Endothelin axis autocrine loop is positively regulated by the interplay between ET-1 and hypoxia-inducible factor-1 alpha in melanoma cells

Francesca Spinella, Valentina Caprara, Roberta Cianfrocca, laura Rosanò, Valeriana Di Castro, Pier Giorgio Natali, Anna Bagnato. Regina Elena National Cancer Institute, Molecular Pathology Laboratory, Italy.

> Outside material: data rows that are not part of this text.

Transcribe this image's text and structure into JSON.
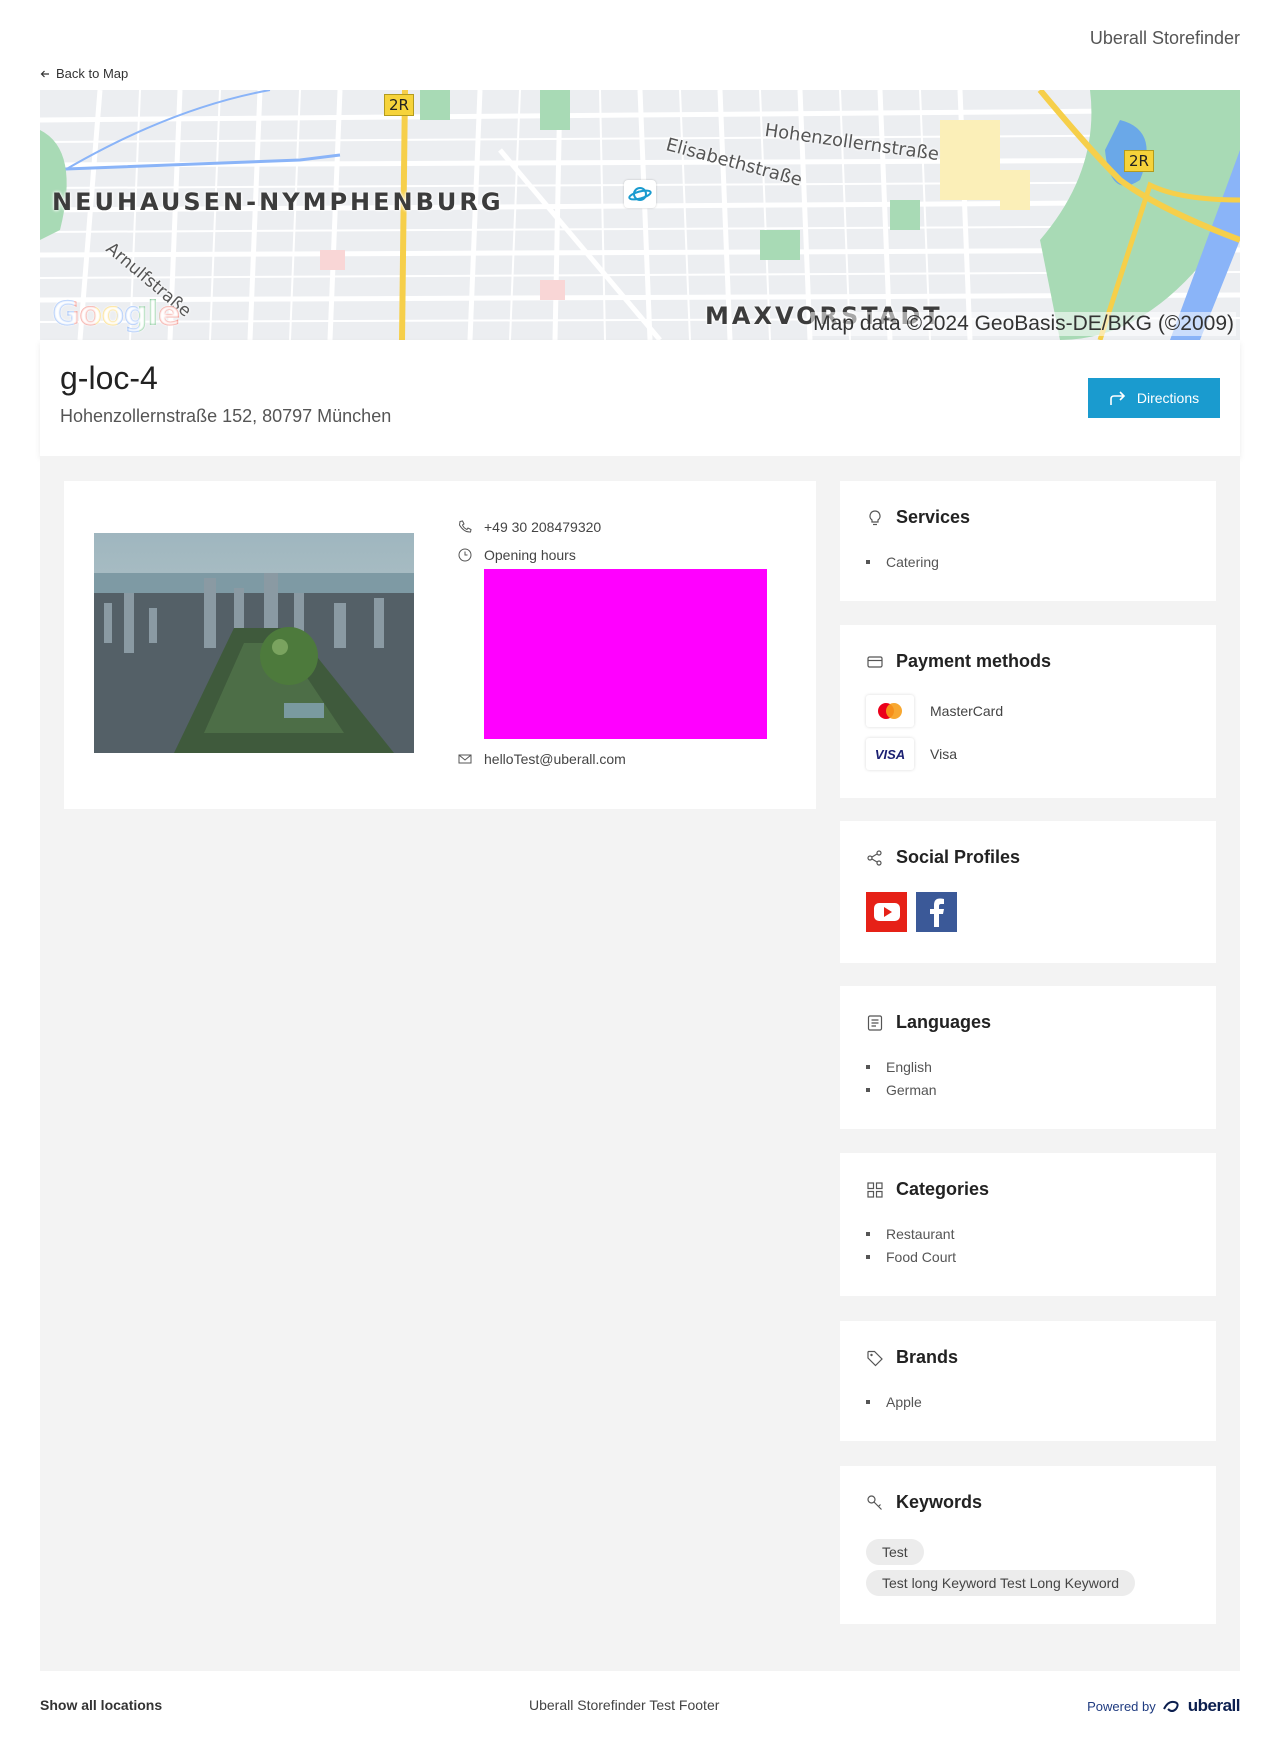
{
  "header": {
    "brand_title": "Uberall Storefinder",
    "back_label": "Back to Map"
  },
  "map": {
    "district_1": "NEUHAUSEN-NYMPHENBURG",
    "district_2": "MAXVORSTADT",
    "street_1": "Hohenzollernstraße",
    "street_2": "Elisabethstraße",
    "street_3": "Arnulfstraße",
    "road_badge": "2R",
    "google_logo": "Google",
    "attribution": "Map data ©2024 GeoBasis-DE/BKG (©2009)"
  },
  "location": {
    "name": "g-loc-4",
    "address": "Hohenzollernstraße 152, 80797 München",
    "directions_label": "Directions"
  },
  "contact": {
    "phone": "+49 30 208479320",
    "hours_label": "Opening hours",
    "email": "helloTest@uberall.com"
  },
  "services": {
    "title": "Services",
    "items": [
      "Catering"
    ]
  },
  "payment": {
    "title": "Payment methods",
    "items": [
      "MasterCard",
      "Visa"
    ]
  },
  "social": {
    "title": "Social Profiles",
    "profiles": [
      "youtube-icon",
      "facebook-icon"
    ]
  },
  "languages": {
    "title": "Languages",
    "items": [
      "English",
      "German"
    ]
  },
  "categories": {
    "title": "Categories",
    "items": [
      "Restaurant",
      "Food Court"
    ]
  },
  "brands": {
    "title": "Brands",
    "items": [
      "Apple"
    ]
  },
  "keywords": {
    "title": "Keywords",
    "items": [
      "Test",
      "Test long Keyword Test Long Keyword"
    ]
  },
  "footer": {
    "show_all": "Show all locations",
    "text": "Uberall Storefinder Test Footer",
    "powered_by": "Powered by",
    "brand": "uberall"
  },
  "colors": {
    "accent": "#1a9bcf",
    "hours_placeholder": "#ff00ff",
    "background": "#f3f3f3"
  }
}
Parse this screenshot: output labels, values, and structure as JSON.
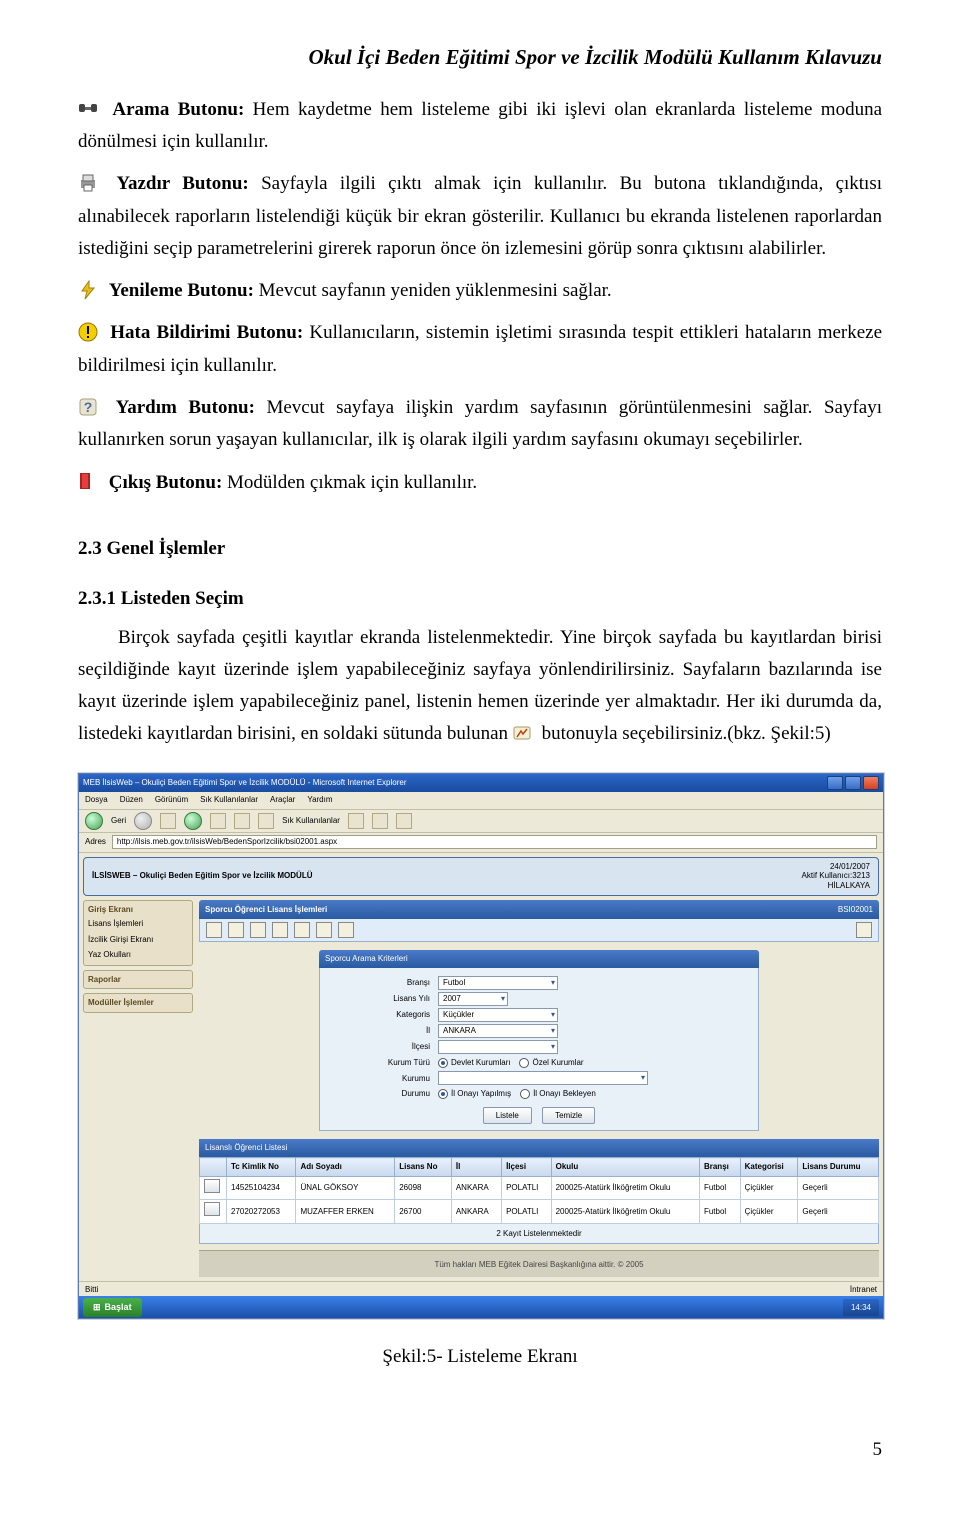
{
  "doc": {
    "header_title": "Okul İçi Beden Eğitimi Spor ve İzcilik Modülü Kullanım Kılavuzu",
    "arama_label": "Arama Butonu:",
    "arama_text_1": " Hem kaydetme hem listeleme gibi iki işlevi olan ekranlarda listeleme moduna dönülmesi için kullanılır.",
    "yazdir_label": "Yazdır Butonu:",
    "yazdir_text_1": " Sayfayla ilgili çıktı almak için kullanılır. Bu butona tıklandığında, çıktısı alınabilecek raporların listelendiği küçük bir ekran gösterilir. Kullanıcı bu ekranda listelenen raporlardan istediğini seçip parametrelerini girerek raporun önce ön izlemesini görüp sonra çıktısını alabilirler.",
    "yenileme_label": "Yenileme Butonu:",
    "yenileme_text": " Mevcut sayfanın yeniden yüklenmesini sağlar.",
    "hata_label": "Hata Bildirimi Butonu:",
    "hata_text": " Kullanıcıların, sistemin işletimi sırasında tespit ettikleri hataların merkeze bildirilmesi için kullanılır.",
    "yardim_label": "Yardım Butonu:",
    "yardim_text": " Mevcut sayfaya ilişkin yardım sayfasının görüntülenmesini sağlar. Sayfayı kullanırken sorun yaşayan kullanıcılar, ilk iş olarak ilgili yardım sayfasını okumayı seçebilirler.",
    "cikis_label": "Çıkış Butonu:",
    "cikis_text": " Modülden çıkmak için kullanılır.",
    "sect_2_3": "2.3 Genel İşlemler",
    "sub_2_3_1": "2.3.1 Listeden Seçim",
    "liste_text_a": "Birçok sayfada çeşitli kayıtlar ekranda listelenmektedir. Yine birçok sayfada bu kayıtlardan birisi seçildiğinde kayıt üzerinde işlem yapabileceğiniz sayfaya yönlendirilirsiniz. Sayfaların bazılarında ise kayıt üzerinde işlem yapabileceğiniz panel, listenin hemen üzerinde yer almaktadır. Her iki durumda da, listedeki kayıtlardan birisini, en soldaki sütunda bulunan ",
    "liste_text_b": " butonuyla seçebilirsiniz.(bkz. Şekil:5)",
    "caption": "Şekil:5- Listeleme Ekranı",
    "page_number": "5"
  },
  "screenshot": {
    "window_title": "MEB İlsisWeb – Okuliçi Beden Eğitimi Spor ve İzcilik MODÜLÜ - Microsoft Internet Explorer",
    "menubar": [
      "Dosya",
      "Düzen",
      "Görünüm",
      "Sık Kullanılanlar",
      "Araçlar",
      "Yardım"
    ],
    "toolbar": {
      "geri": "Geri",
      "fav": "Sık Kullanılanlar"
    },
    "address_label": "Adres",
    "address_url": "http://ilsis.meb.gov.tr/ilsisWeb/BedenSporIzcilik/bsi02001.aspx",
    "mod_header_left": "İLSİSWEB – Okuliçi Beden Eğitim Spor ve İzcilik MODÜLÜ",
    "mod_header_date": "24/01/2007",
    "mod_header_user": "Aktif Kullanıcı:3213",
    "mod_header_city": "HİLALKAYA",
    "sidebar": [
      {
        "title": "Giriş Ekranı",
        "items": [
          "Lisans İşlemleri",
          "İzcilik Girişi Ekranı",
          "Yaz Okulları"
        ]
      },
      {
        "title": "Raporlar",
        "items": []
      },
      {
        "title": "Modüller İşlemler",
        "items": []
      }
    ],
    "islem_title": "Sporcu Öğrenci Lisans İşlemleri",
    "islem_code": "BSI02001",
    "search_panel_title": "Sporcu Arama Kriterleri",
    "form": {
      "brans_label": "Branşı",
      "brans_value": "Futbol",
      "lisansyili_label": "Lisans Yılı",
      "lisansyili_value": "2007",
      "kategori_label": "Kategoris",
      "kategori_value": "Küçükler",
      "il_label": "İl",
      "il_value": "ANKARA",
      "ilce_label": "İlçesi",
      "ilce_value": "",
      "kurumturu_label": "Kurum Türü",
      "kurumturu_opt1": "Devlet Kurumları",
      "kurumturu_opt2": "Özel Kurumlar",
      "kurumu_label": "Kurumu",
      "kurumu_value": "",
      "durumu_label": "Durumu",
      "durumu_opt1": "İl Onayı Yapılmış",
      "durumu_opt2": "İl Onayı Bekleyen",
      "btn_listele": "Listele",
      "btn_temizle": "Temizle"
    },
    "list_panel_title": "Lisanslı Öğrenci Listesi",
    "table": {
      "headers": [
        "",
        "Tc Kimlik No",
        "Adı Soyadı",
        "Lisans No",
        "İl",
        "İlçesi",
        "Okulu",
        "Branşı",
        "Kategorisi",
        "Lisans Durumu"
      ],
      "rows": [
        [
          "",
          "14525104234",
          "ÜNAL GÖKSOY",
          "26098",
          "ANKARA",
          "POLATLI",
          "200025-Atatürk İlköğretim Okulu",
          "Futbol",
          "Çiçükler",
          "Geçerli"
        ],
        [
          "",
          "27020272053",
          "MUZAFFER ERKEN",
          "26700",
          "ANKARA",
          "POLATLI",
          "200025-Atatürk İlköğretim Okulu",
          "Futbol",
          "Çiçükler",
          "Geçerli"
        ]
      ],
      "footer": "2 Kayıt Listelenmektedir"
    },
    "footer_text": "Tüm hakları MEB Eğitek Dairesi Başkanlığına aittir. © 2005",
    "status_left": "Bitti",
    "status_right": "İntranet",
    "start_label": "Başlat",
    "clock": "14:34"
  }
}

Endothelin B receptor (ETB), which is overexpressed in human cutaneous melanoma promotes melanoma progression and blood and lymphatic vessel growth upon activation by endothelin (ET)-1 or ET-3. We previously demonstrated that this mechanism occurs through a hypoxia-inducible factor (HIF)-1 alpha-mediated mechanism and that ET-1 may cooperate with hypoxia to increase this effect. In this study we show that in melanoma cells ETs increased ET-1 and ETB mRNA and protein expression and their promoter activity that were completely blocked by the selective ETB antagonist, BQ788, supporting the presence of a positive ET-1/ETB-autocrine loop. Moreover when melanoma cells were exposed to hypoxia the induction of both ETB and ET-1 was markedly enhanced demonstrating that hypoxia potentiates the ET-1-autocrine loop by reinforcing the expression of ETB and the secretion of ET-1 that, in turn, increased simultaneously ET-1/ETB expression. Silencing HIF-1 alpha or HIF-2 alpha significantly reduced the promoter activity and the expression of ET-1 and ETB in response to hypoxia or ETs. Chromatin immunoprecipitation assay showed increased HIF-1 alpha and HIF-2 alpha binding to ET-1 and ETB promoter in response to hypoxia or ET-1 stimulation. Interestingly, ET-1 stimulation rapidly induced an increase in nuclear localization of ETB. Immunoprecipitation assay of nuclear extracts demonstrated that ETB coimmunoprecipitates with both HIF-1 alpha and HIF-2 alpha suggesting that ETB may associate with HIF- alpha to control ET-1 axis translation. Furthermore, we found that ET-1 or hypoxia induced vasculogenic differentiation of melanoma cell in tube-like structures. Silencing of HIF-1 alpha and HIF-2 alpha reduced the ET-1- and hypoxia-increased vasculogenic differentiation of melanoma cells concomitantly with a reduction in ET-1 and hypoxia-induced melanoma cell proliferation, and migration, providing that hypoxia and ET-1 axis share the same transcriptional machinery through which may regulate epigenetic control of genes involved in melanoma progression, such as ET-1 axis. Moreover, in melanoma xenografts, ETB antagonist suppressed tumor growth, neovascularization-related effectors, indicating that targeting ETB related signalling cascade may represent a novel treatment of melanoma by impairing the positive feedback loop between ET-1 axis and hypoxic melanoma microenvironment. Supported by AIRC.